La manipulation des chiffres
Pour conclure, un mot sur les chiffres. On retrouve sur ce sujet un jeu habituel dans les médias : le double discours. D’un côté, les migrants sont très très nombreux, on ne peut rien pour endiguer le phénomène, il va continuer, il va s’intensifier, il faut l’accepter ! Et en même temps (comme dirait Macron) : les migrants sont très peu, ils sont même de moins en moins nombreux, le flux se tarit, bref, « c’est une goutte d’eau ! ». Reste à espérer qu’elle ne fera pas déborder le vase… La manipulation culmine dans cette nouvelle stratégie qui consiste à nous fournir au compte-gouttes le nombre de passagers des bateaux : des nombres tout à fait acceptables si l’on oublie que le phénomène est cumulatif !
La revue Proceedings of the National Academy of Sciences publiait en juillet 2017 les résultats d’une étude consistant à faire inhaler de l’ocytocine à des gens, tout en leur montrant des photos de migrants.
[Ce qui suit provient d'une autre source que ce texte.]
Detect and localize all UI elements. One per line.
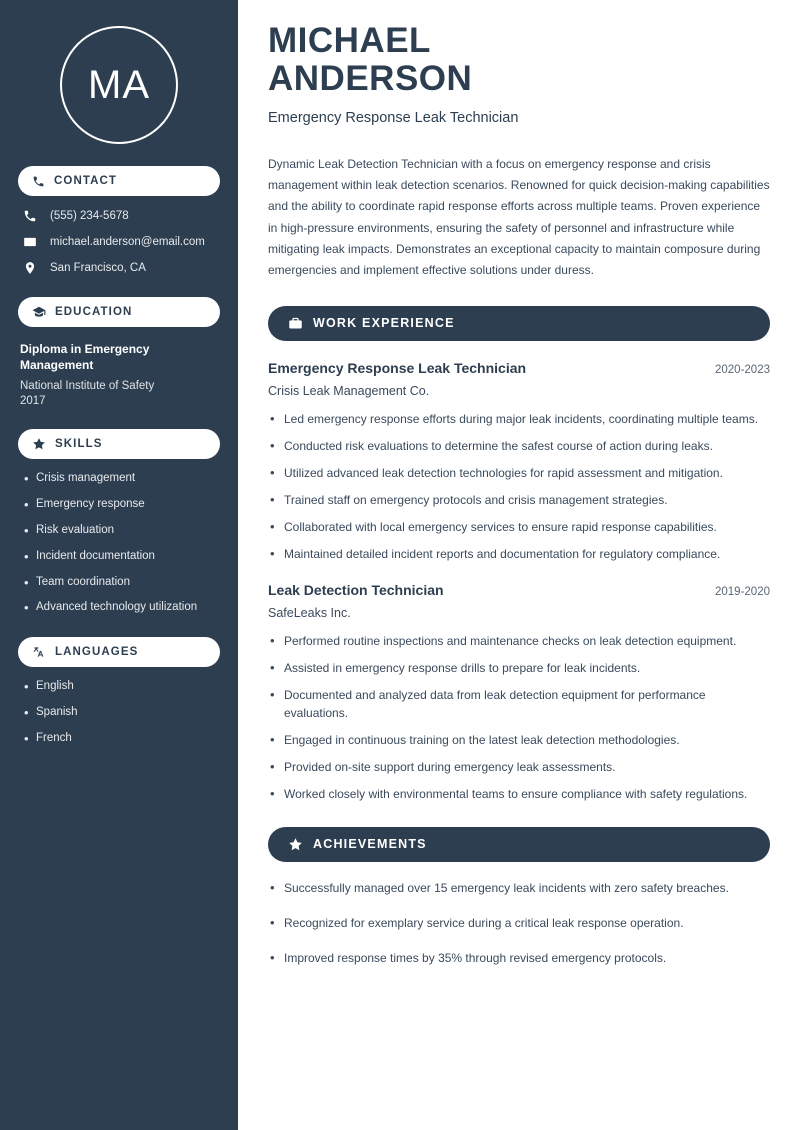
- job-company: Crisis Leak Management Co.: [268, 383, 430, 398]
- job-header: [268, 360, 770, 376]
- sidebar: [0, 0, 238, 1130]
- star-icon: [288, 837, 303, 852]
- list-item: • Spanish: [22, 706, 220, 720]
- main-content: [238, 0, 800, 1130]
- education-school: National Institute of Safety: [20, 380, 155, 393]
- list-item: • Successfully managed over 15 emergency leak incidents with zero safety breaches.: [268, 879, 770, 897]
- education-degree: Diploma in Emergency Management: [20, 342, 150, 373]
- professional-summary: Dynamic Leak Detection Technician with a focus on emergency response and crisis management within leak detection scenarios. Renowned for quick decision-making capabilities and the ability to coordinate rapid response efforts across multiple teams. Proven experience in high-pressure environments, ensuring the safety of personnel and infrastructure while mitigating leak impacts. Demonstrates an exceptional capacity to maintain composure during emergencies and implement effective solutions under duress.: [268, 156, 770, 278]
- section-achievements-label: ACHIEVEMENTS: [313, 837, 427, 852]
- contact-list: [18, 209, 220, 275]
- list-item: • Collaborated with local emergency services to ensure rapid response capabilities.: [268, 518, 770, 536]
- list-item: • Documented and analyzed data from leak detection equipment for performance evaluations.: [268, 686, 770, 722]
- phone-icon: [22, 209, 38, 223]
- sidebar-section-skills-label: SKILLS: [55, 438, 103, 451]
- list-item: • Crisis management: [22, 472, 220, 486]
- contact-phone: [18, 209, 220, 223]
- last-name: ANDERSON: [268, 58, 473, 98]
- skills-list: [18, 472, 220, 615]
- sidebar-section-education: [18, 297, 220, 327]
- graduation-cap-icon: [32, 305, 46, 319]
- sidebar-section-contact-label: CONTACT: [54, 175, 118, 187]
- briefcase-icon: [288, 316, 303, 331]
- translate-icon: [32, 645, 46, 659]
- list-item: • Maintained detailed incident reports and documentation for regulatory compliance.: [268, 545, 770, 563]
- first-name: MICHAEL: [268, 21, 431, 60]
- contact-location-value: San Francisco, CA: [50, 262, 146, 274]
- phone-icon: [32, 175, 45, 188]
- job-entry: [268, 582, 770, 803]
- star-icon: [32, 437, 46, 451]
- job-company: SafeLeaks Inc.: [268, 605, 351, 620]
- envelope-icon: [22, 235, 38, 249]
- job-dates: 2020-2023: [715, 363, 770, 376]
- section-work-experience-label: WORK EXPERIENCE: [313, 316, 455, 331]
- list-item: • Conducted risk evaluations to determine the safest course of action during leaks.: [268, 437, 770, 455]
- avatar-wrap: [18, 26, 220, 144]
- list-item: • Provided on-site support during emergency leak assessments.: [268, 758, 770, 776]
- job-entry: [268, 360, 770, 563]
- list-item: • Worked closely with environmental teams to ensure compliance with safety regulations.: [268, 785, 770, 803]
- avatar: MA: [60, 26, 178, 144]
- sidebar-section-skills: [18, 429, 220, 459]
- location-pin-icon: [22, 261, 38, 275]
- languages-list: [18, 680, 220, 745]
- contact-email: [18, 235, 220, 249]
- contact-location: [18, 261, 220, 275]
- page-title: [268, 22, 770, 98]
- job-header: [268, 582, 770, 598]
- list-item: • Utilized advanced leak detection technologies for rapid assessment and mitigation.: [268, 464, 770, 482]
- list-item: • Trained staff on emergency protocols and crisis management strategies.: [268, 491, 770, 509]
- job-bullets: [268, 632, 770, 803]
- list-item: • Incident documentation: [22, 550, 220, 564]
- list-item: • Advanced technology utilization: [22, 601, 220, 615]
- job-title: Emergency Response Leak Technician: [268, 109, 519, 126]
- education-year: 2017: [20, 395, 46, 408]
- job-role: Emergency Response Leak Technician: [268, 359, 527, 376]
- list-item: • Recognized for exemplary service during a critical leak response operation.: [268, 914, 770, 932]
- job-dates: 2019-2020: [715, 585, 770, 598]
- contact-phone-value: (555) 234-5678: [50, 210, 129, 222]
- section-work-experience: [268, 306, 770, 341]
- sidebar-section-languages-label: LANGUAGES: [55, 646, 139, 659]
- contact-email-value: michael.anderson@email.com: [50, 236, 205, 248]
- list-item: • French: [22, 732, 220, 746]
- list-item: • Led emergency response efforts during major leak incidents, coordinating multiple teams.: [268, 410, 770, 428]
- job-bullets: [268, 410, 770, 563]
- list-item: • Team coordination: [22, 576, 220, 590]
- sidebar-section-education-label: EDUCATION: [55, 306, 133, 318]
- section-achievements: [268, 827, 770, 862]
- list-item: • Assisted in emergency response drills to prepare for leak incidents.: [268, 659, 770, 677]
- sidebar-section-languages: [18, 637, 220, 667]
- list-item: • Engaged in continuous training on the latest leak detection methodologies.: [268, 731, 770, 749]
- sidebar-section-contact: [18, 166, 220, 196]
- list-item: • Performed routine inspections and maintenance checks on leak detection equipment.: [268, 632, 770, 650]
- list-item: • Improved response times by 35% through revised emergency protocols.: [268, 949, 770, 967]
- list-item: • Emergency response: [22, 498, 220, 512]
- list-item: • English: [22, 680, 220, 694]
- list-item: • Risk evaluation: [22, 524, 220, 538]
- job-role: Leak Detection Technician: [268, 581, 444, 598]
- education-entry: [18, 341, 220, 407]
- achievements-list: [268, 879, 770, 967]
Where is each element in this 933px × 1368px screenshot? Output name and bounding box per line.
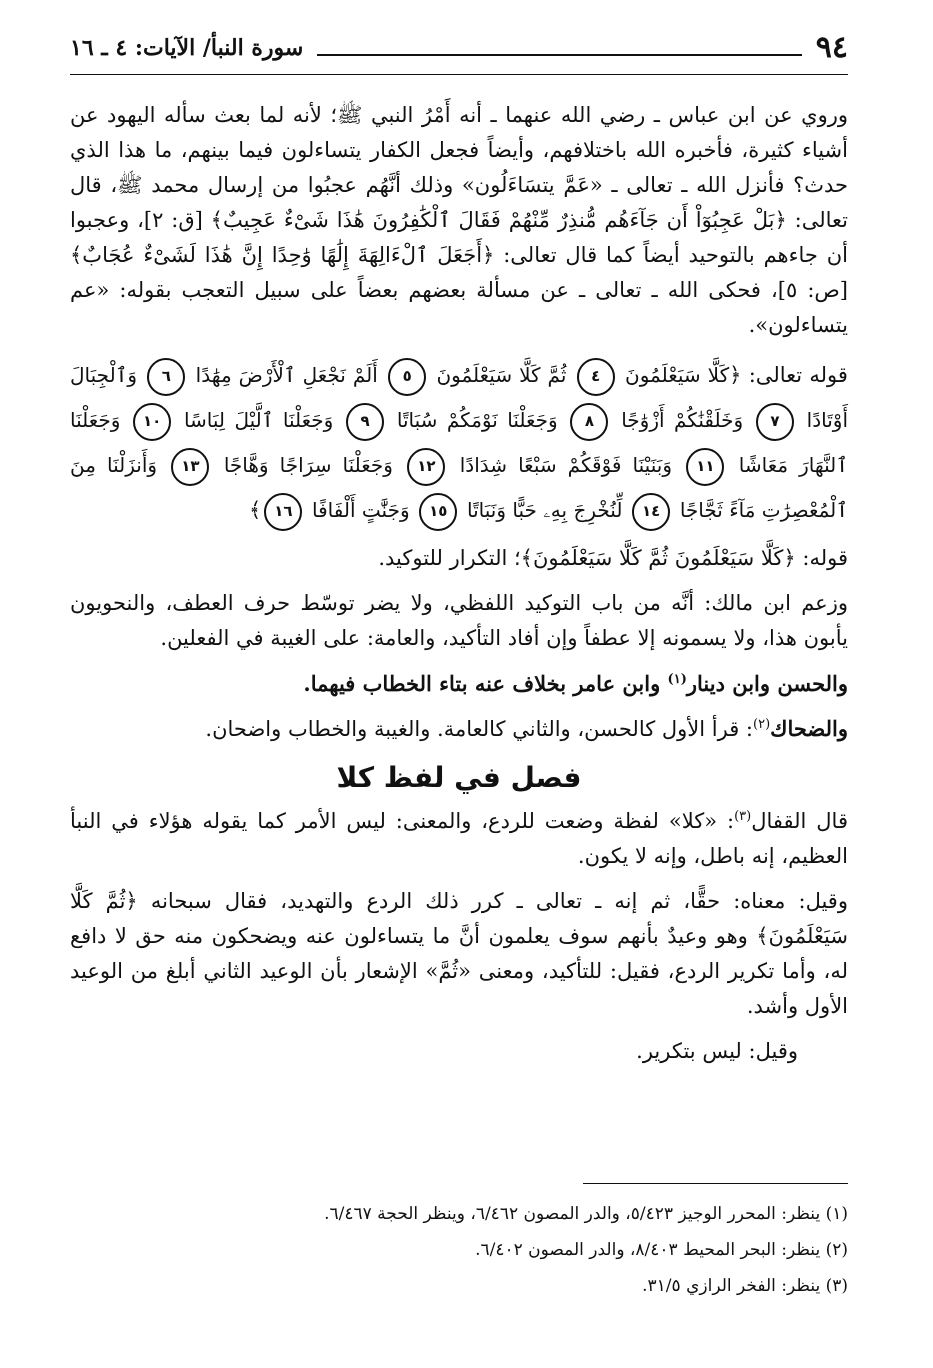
footnote-2: (٢) ينظر: البحر المحيط ٨/٤٠٣، والدر المصون ٦/٤٠٢. bbox=[475, 1240, 848, 1260]
verse-number-6: ٦ bbox=[147, 358, 185, 396]
verse-number-12: ١٢ bbox=[407, 448, 445, 486]
page-number: ٩٤ bbox=[815, 30, 848, 65]
paragraph-hasan bbox=[70, 666, 848, 701]
footnote-separator bbox=[583, 1183, 848, 1184]
paragraph-qaffal bbox=[70, 804, 848, 874]
quran-verses-block bbox=[70, 353, 848, 533]
paragraph-qil-laysa: وقيل: ليس بتكرير. bbox=[636, 1039, 798, 1063]
hasan-text: وابن عامر بخلاف عنه بتاء الخطاب فيهما. bbox=[303, 671, 668, 696]
verses-close: ﴾ bbox=[249, 498, 262, 522]
section-heading: فصل في لفظ كلا bbox=[336, 761, 582, 794]
dahhak-text: : قرأ الأول كالحسن، والثاني كالعامة. والغيبة والخطاب واضحان. bbox=[205, 717, 753, 741]
verse-number-9: ٩ bbox=[346, 403, 384, 441]
paragraph-ibn-malik: وزعم ابن مالك: أنَّه من باب التوكيد اللفظي، ولا يضر توسّط حرف العطف، والنحويون يأبون هذا، ولا يسمونه إلا عطفاً وإن أفاد التأكيد، والعامة: على الغيبة في الفعلين. bbox=[70, 591, 848, 650]
verse-12: وَبَنَيْنَا فَوْقَكُمْ سَبْعًا شِدَادًا bbox=[459, 453, 672, 477]
footnote-3: (٣) ينظر: الفخر الرازي ٣١/٥. bbox=[642, 1276, 848, 1296]
verse-8: وَخَلَقْنَٰكُمْ أَزْوَٰجًا bbox=[621, 408, 744, 432]
header-rule bbox=[70, 74, 848, 75]
dahhak-name: والضحاك bbox=[770, 716, 848, 741]
paragraph-qawluh: قوله: ﴿كَلَّا سَيَعْلَمُونَ ثُمَّ كَلَّا سَيَعْلَمُونَ﴾؛ التكرار للتوكيد. bbox=[378, 546, 848, 570]
hasan-name: والحسن وابن دينار bbox=[686, 671, 848, 696]
verse-4: كَلَّا سَيَعْلَمُونَ bbox=[625, 363, 730, 387]
verse-14: وَأَنزَلْنَا مِنَ ٱلْمُعْصِرَٰتِ مَآءً ثَجَّاجًا bbox=[70, 453, 848, 522]
verse-number-10: ١٠ bbox=[133, 403, 171, 441]
verse-number-5: ٥ bbox=[388, 358, 426, 396]
verse-16: وَجَنَّٰتٍ أَلْفَافًا bbox=[312, 498, 410, 522]
verse-7: وَٱلْجِبَالَ أَوْتَادًا bbox=[70, 363, 848, 432]
verse-number-4: ٤ bbox=[577, 358, 615, 396]
verse-9: وَجَعَلْنَا نَوْمَكُمْ سُبَاتًا bbox=[396, 408, 558, 432]
qaffal-text: : «كلا» لفظة وضعت للردع، والمعنى: ليس الأمر كما يقوله هؤلاء في النبأ العظيم، إنه باطل، وإنه لا يكون. bbox=[70, 809, 848, 868]
verse-number-13: ١٣ bbox=[171, 448, 209, 486]
verse-6: أَلَمْ نَجْعَلِ ٱلْأَرْضَ مِهَٰدًا bbox=[195, 363, 378, 387]
paragraph-qil-maanah: وقيل: معناه: حقًّا، ثم إنه ـ تعالى ـ كرر ذلك الردع والتهديد، فقال سبحانه ﴿ثُمَّ كَلَّا سَيَعْلَمُونَ﴾ وهو وعيدٌ بأنهم سوف يعلمون أنَّ ما يتساءلون عنه ويضحكون منه حق لا دافع له، وأما تكرير الردع، فقيل: للتأكيد، ومعنى «ثُمَّ» الإشعار بأن الوعيد الثاني أبلغ من الوعيد الأول وأشد. bbox=[70, 889, 848, 1018]
verse-number-16: ١٦ bbox=[264, 493, 302, 531]
qaffal-name: قال القفال bbox=[751, 809, 848, 833]
main-text bbox=[70, 98, 848, 1069]
verse-number-7: ٧ bbox=[756, 403, 794, 441]
footnote-ref-2: (٢) bbox=[753, 717, 771, 732]
verse-number-14: ١٤ bbox=[632, 493, 670, 531]
verse-number-15: ١٥ bbox=[419, 493, 457, 531]
surah-title: سورة النبأ/ الآيات: ٤ ـ ١٦ bbox=[70, 35, 304, 61]
verses-intro: قوله تعالى: ﴿ bbox=[729, 363, 848, 387]
paragraph-dahhak bbox=[70, 711, 848, 747]
header-line bbox=[317, 40, 801, 56]
footnotes bbox=[70, 1196, 848, 1304]
footnote-1: (١) ينظر: المحرر الوجيز ٥/٤٢٣، والدر المصون ٦/٤٦٢، وينظر الحجة ٦/٤٦٧. bbox=[324, 1204, 848, 1224]
verse-11: وَجَعَلْنَا ٱلنَّهَارَ مَعَاشًا bbox=[70, 408, 848, 477]
verse-number-11: ١١ bbox=[686, 448, 724, 486]
verse-number-8: ٨ bbox=[570, 403, 608, 441]
verse-5: ثُمَّ كَلَّا سَيَعْلَمُونَ bbox=[436, 363, 567, 387]
footnote-ref-1: (١) bbox=[667, 672, 687, 687]
paragraph-ibn-abbas: وروي عن ابن عباس ـ رضي الله عنهما ـ أنه أَمْرُ النبي ﷺ؛ لأنه لما بعث سأله اليهود عن أشياء كثيرة، فأخبره الله باختلافهم، وأيضاً فجعل الكفار يتساءلون فيما بينهم، ما هذا الذي حدث؟ فأنزل الله ـ تعالى ـ «عَمَّ يتسَاءَلُون» وذلك أنَّهُم عجبُوا من إرسال محمد ﷺ، قال تعالى: ﴿بَلْ عَجِبُوٓاْ أَن جَآءَهُم مُّنذِرٌ مِّنْهُمْ فَقَالَ ٱلْكَٰفِرُونَ هَٰذَا شَىْءٌ عَجِيبٌ﴾ [ق: ٢]، وعجبوا أن جاءهم بالتوحيد أيضاً كما قال تعالى: ﴿أَجَعَلَ ٱلْءَالِهَةَ إِلَٰهًا وَٰحِدًا إِنَّ هَٰذَا لَشَىْءٌ عُجَابٌ﴾ [ص: ٥]، فحكى الله ـ تعالى ـ عن مسألة بعضهم بعضاً على سبيل التعجب بقوله: «عم يتساءلون». bbox=[70, 103, 848, 337]
verse-15: لِّنُخْرِجَ بِهِۦ حَبًّا وَنَبَاتًا bbox=[466, 498, 623, 522]
footnote-ref-3: (٣) bbox=[734, 809, 752, 824]
verse-13: وَجَعَلْنَا سِرَاجًا وَهَّاجًا bbox=[223, 453, 393, 477]
verse-10: وَجَعَلْنَا ٱلَّيْلَ لِبَاسًا bbox=[183, 408, 334, 432]
page-header bbox=[70, 28, 848, 68]
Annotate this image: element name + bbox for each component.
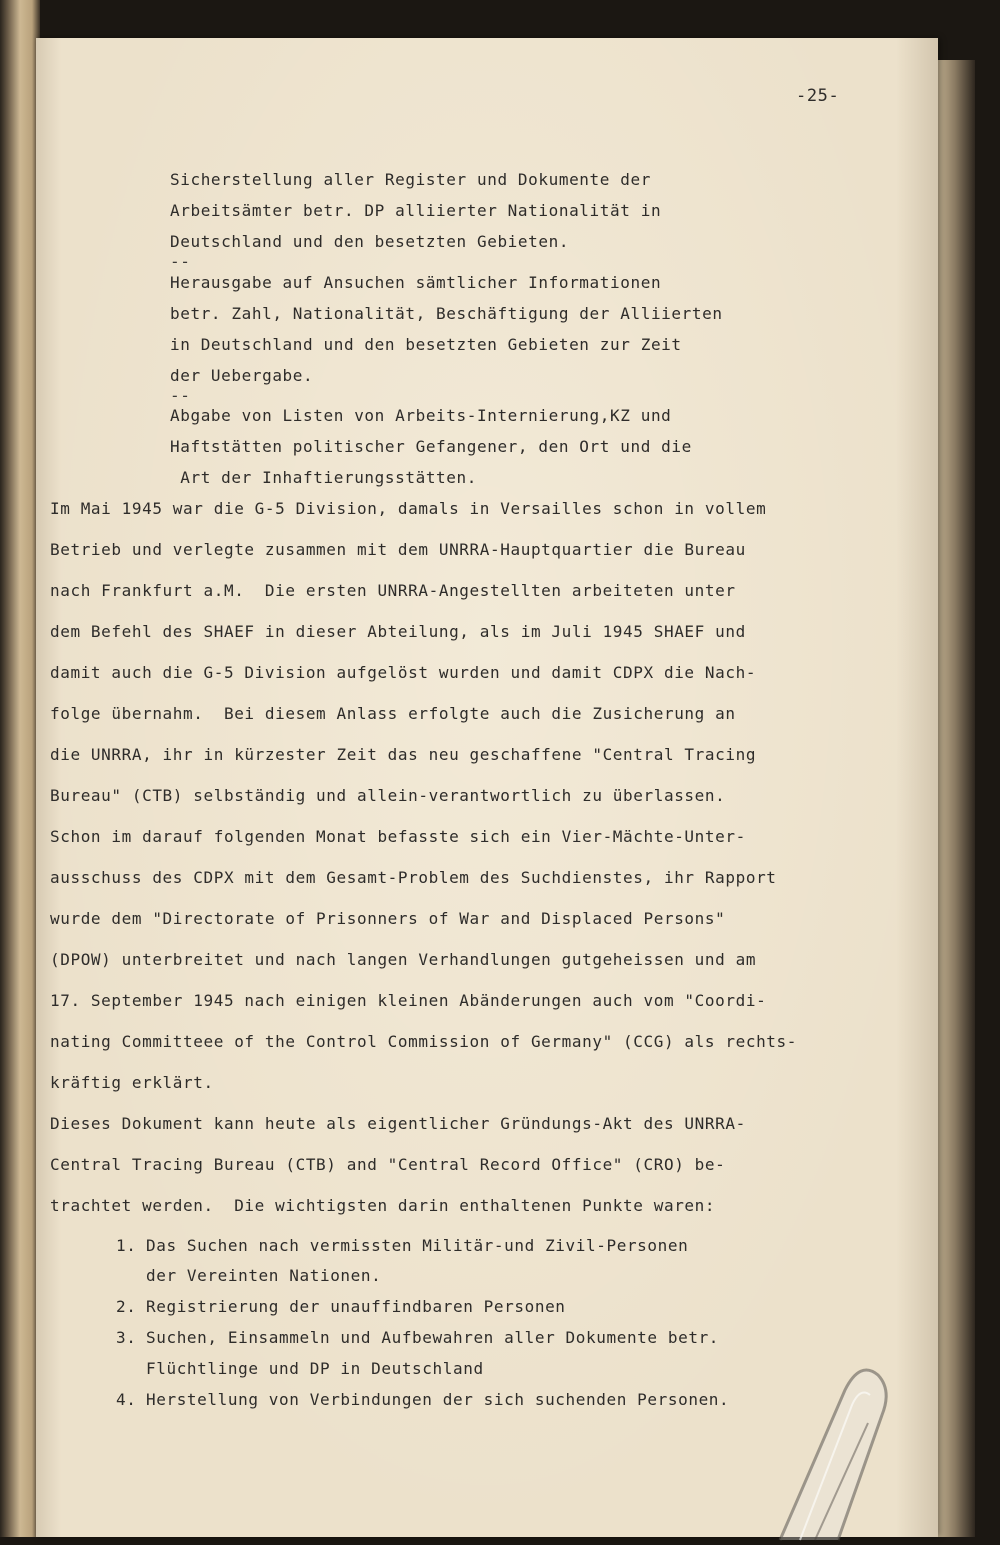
body-line: trachtet werden. Die wichtigsten darin enthaltenen Punkte waren: (50, 1196, 716, 1215)
book-spine-edge (0, 0, 40, 1537)
body-line: Betrieb und verlegte zusammen mit dem UNRRA-Hauptquartier die Bureau (50, 540, 746, 559)
list-line: Deutschland und den besetzten Gebieten. (170, 232, 570, 251)
point-number: 4. (116, 1390, 137, 1409)
body-line: die UNRRA, ihr in kürzester Zeit das neu geschaffene "Central Tracing (50, 745, 757, 764)
body-line: wurde dem "Directorate of Prisonners of War and Displaced Persons" (50, 909, 726, 928)
body-line: folge übernahm. Bei diesem Anlass erfolgte auch die Zusicherung an (50, 704, 736, 723)
list-line: Haftstätten politischer Gefangener, den Ort und die (170, 437, 692, 456)
page-number: -25- (796, 86, 840, 106)
list-line: Arbeitsämter betr. DP alliierter Nationalität in (170, 201, 662, 220)
body-line: Im Mai 1945 war die G-5 Division, damals in Versailles schon in vollem (50, 499, 767, 518)
list-line: Abgabe von Listen von Arbeits-Internierung,KZ und (170, 406, 672, 425)
point-line: der Vereinten Nationen. (146, 1266, 382, 1285)
body-line: Dieses Dokument kann heute als eigentlicher Gründungs-Akt des UNRRA- (50, 1114, 746, 1133)
point-number: 1. (116, 1236, 137, 1255)
list-line: in Deutschland und den besetzten Gebieten zur Zeit (170, 335, 682, 354)
body-line: nating Committeee of the Control Commission of Germany" (CCG) als rechts- (50, 1032, 797, 1051)
body-line: ausschuss des CDPX mit dem Gesamt-Problem des Suchdienstes, ihr Rapport (50, 868, 777, 887)
point-number: 3. (116, 1328, 137, 1347)
list-separator: -- (170, 252, 191, 271)
list-line: betr. Zahl, Nationalität, Beschäftigung der Alliierten (170, 304, 723, 323)
body-line: 17. September 1945 nach einigen kleinen Abänderungen auch vom "Coordi- (50, 991, 767, 1010)
point-line: Herstellung von Verbindungen der sich suchenden Personen. (146, 1390, 730, 1409)
body-line: (DPOW) unterbreitet und nach langen Verhandlungen gutgeheissen und am (50, 950, 757, 969)
body-line: damit auch die G-5 Division aufgelöst wurden und damit CDPX die Nach- (50, 663, 757, 682)
point-number: 2. (116, 1297, 137, 1316)
point-line: Flüchtlinge und DP in Deutschland (146, 1359, 484, 1378)
body-line: Central Tracing Bureau (CTB) and "Central Record Office" (CRO) be- (50, 1155, 726, 1174)
point-line: Suchen, Einsammeln und Aufbewahren aller Dokumente betr. (146, 1328, 720, 1347)
list-line: Herausgabe auf Ansuchen sämtlicher Informationen (170, 273, 662, 292)
point-line: Das Suchen nach vermissten Militär-und Zivil-Personen (146, 1236, 689, 1255)
body-line: Bureau" (CTB) selbständig und allein-verantwortlich zu überlassen. (50, 786, 726, 805)
body-line: kräftig erklärt. (50, 1073, 214, 1092)
body-line: Schon im darauf folgenden Monat befasste sich ein Vier-Mächte-Unter- (50, 827, 746, 846)
list-line: Art der Inhaftierungsstätten. (170, 468, 477, 487)
list-separator: -- (170, 386, 191, 405)
list-line: Sicherstellung aller Register und Dokumente der (170, 170, 651, 189)
body-line: dem Befehl des SHAEF in dieser Abteilung, als im Juli 1945 SHAEF und (50, 622, 746, 641)
list-line: der Uebergabe. (170, 366, 314, 385)
point-line: Registrierung der unauffindbaren Personen (146, 1297, 566, 1316)
body-line: nach Frankfurt a.M. Die ersten UNRRA-Angestellten arbeiteten unter (50, 581, 736, 600)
Apparemment, ils devenaient soudain généreux, altruistes, ouverts, accueillants et solidaires, « sauf ceux qui se disaient ouvertement xénophobes », précise l’étude (oui, il y a des gens qui se disent ouvertement xénophobes). Merveilleux. Sans doute devons-nous nous habituer à ce que le discours médiatique prétende avoir le même effet qu’une bonne dose d’hormones.